A proposta da democracia participativa de Dewey não se restringe à falsa participação que é hoje oferecida nas nossas democracias e que se resume na maior parte das vezes a uma espécie de ‘fábrica’ do consentimento e da propaganda. Fazem-se reuniões, a partir de uma agenda previamente fabricada e fica-se por aí. As reuniões servem apenas para dizer: ‘ouvimos as vossas sugestões’. Para Dewey a participação passa ao mesmo tempo pela inteligência colectiva socialmente organizada e pelos afectos, o que implica uma subversão radical das hierarquias políticas. Será a democracia participativa uma utopia? Se pensarmos a vida política por um lado, e a nossa vida quotidiana por outro, isto será sempre uma utopia. Mas se ao invés a política e a democracia estiverem de mãos dadas com o nosso quotidiano, nas salas de aula, nos bairros, nas colectividades… então será algo que diz respeito a toda a nossa vida colectiva e não apenas aos leaders e aos especialistas. A participação na vida política não é uma perda de tempo em relação à nossa vida privada, mas estão completamente imbrincadas.
Dewey lastimava que tivéssemos sucumbido ao excesso extremamente perigoso de uma democracia vazia do seu verdadeiro sentido político, educativo, experimental, para se reduzir a um artefacto de eleições intermitentes que só produzem apatia e abstenção, e que acabam por destruir toda a vida pública e política.

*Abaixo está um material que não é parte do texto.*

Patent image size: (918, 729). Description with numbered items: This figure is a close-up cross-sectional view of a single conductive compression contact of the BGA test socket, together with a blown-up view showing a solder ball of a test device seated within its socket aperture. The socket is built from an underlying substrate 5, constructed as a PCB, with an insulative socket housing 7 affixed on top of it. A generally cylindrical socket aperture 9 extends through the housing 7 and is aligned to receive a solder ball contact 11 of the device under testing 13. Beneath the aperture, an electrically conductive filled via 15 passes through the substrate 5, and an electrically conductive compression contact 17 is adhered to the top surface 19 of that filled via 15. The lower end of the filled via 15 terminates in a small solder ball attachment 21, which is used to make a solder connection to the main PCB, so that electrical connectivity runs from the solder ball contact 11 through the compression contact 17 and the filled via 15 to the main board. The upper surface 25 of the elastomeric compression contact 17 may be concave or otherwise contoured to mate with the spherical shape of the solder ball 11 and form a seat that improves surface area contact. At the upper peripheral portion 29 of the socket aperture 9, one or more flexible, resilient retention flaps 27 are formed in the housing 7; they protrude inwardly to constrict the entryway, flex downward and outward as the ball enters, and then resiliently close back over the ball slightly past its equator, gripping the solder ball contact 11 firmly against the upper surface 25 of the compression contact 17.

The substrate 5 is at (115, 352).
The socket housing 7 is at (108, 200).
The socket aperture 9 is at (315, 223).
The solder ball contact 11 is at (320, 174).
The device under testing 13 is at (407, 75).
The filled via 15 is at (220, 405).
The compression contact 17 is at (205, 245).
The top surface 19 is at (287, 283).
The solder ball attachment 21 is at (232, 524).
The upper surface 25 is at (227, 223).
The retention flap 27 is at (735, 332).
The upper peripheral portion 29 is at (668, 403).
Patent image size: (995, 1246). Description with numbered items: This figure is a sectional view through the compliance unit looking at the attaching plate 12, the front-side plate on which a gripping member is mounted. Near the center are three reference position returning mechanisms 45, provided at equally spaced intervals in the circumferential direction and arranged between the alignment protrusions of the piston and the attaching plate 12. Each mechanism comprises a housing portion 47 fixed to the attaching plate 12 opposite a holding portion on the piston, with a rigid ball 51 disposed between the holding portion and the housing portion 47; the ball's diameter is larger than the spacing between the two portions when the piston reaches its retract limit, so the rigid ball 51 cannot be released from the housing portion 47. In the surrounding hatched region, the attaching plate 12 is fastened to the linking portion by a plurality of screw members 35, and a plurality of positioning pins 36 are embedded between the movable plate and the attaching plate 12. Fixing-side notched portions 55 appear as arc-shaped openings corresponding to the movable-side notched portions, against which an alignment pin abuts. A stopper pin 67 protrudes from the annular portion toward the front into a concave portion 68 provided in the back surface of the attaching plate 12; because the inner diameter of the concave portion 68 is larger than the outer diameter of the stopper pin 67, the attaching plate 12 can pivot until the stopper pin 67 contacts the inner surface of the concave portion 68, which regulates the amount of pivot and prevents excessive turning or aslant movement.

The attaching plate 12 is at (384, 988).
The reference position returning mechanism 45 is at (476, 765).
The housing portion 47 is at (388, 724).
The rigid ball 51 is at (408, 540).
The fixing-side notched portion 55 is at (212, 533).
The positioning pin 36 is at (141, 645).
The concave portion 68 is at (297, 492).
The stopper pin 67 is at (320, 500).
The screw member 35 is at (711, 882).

Dewey convida a imaginar outras formas de eleger os nossos representantes, que nada tem que ver com a competição eleitoral celebrada pelos neoliberais, à Lippman. É mais difícil e exigente, mas nunca ninguém disse que a democracia era um caminho fácil. Esperemos que depois desta pandemia as democracias sejam capazes colectivamente de inventar caminhos fecundos para a nossa vida colectiva.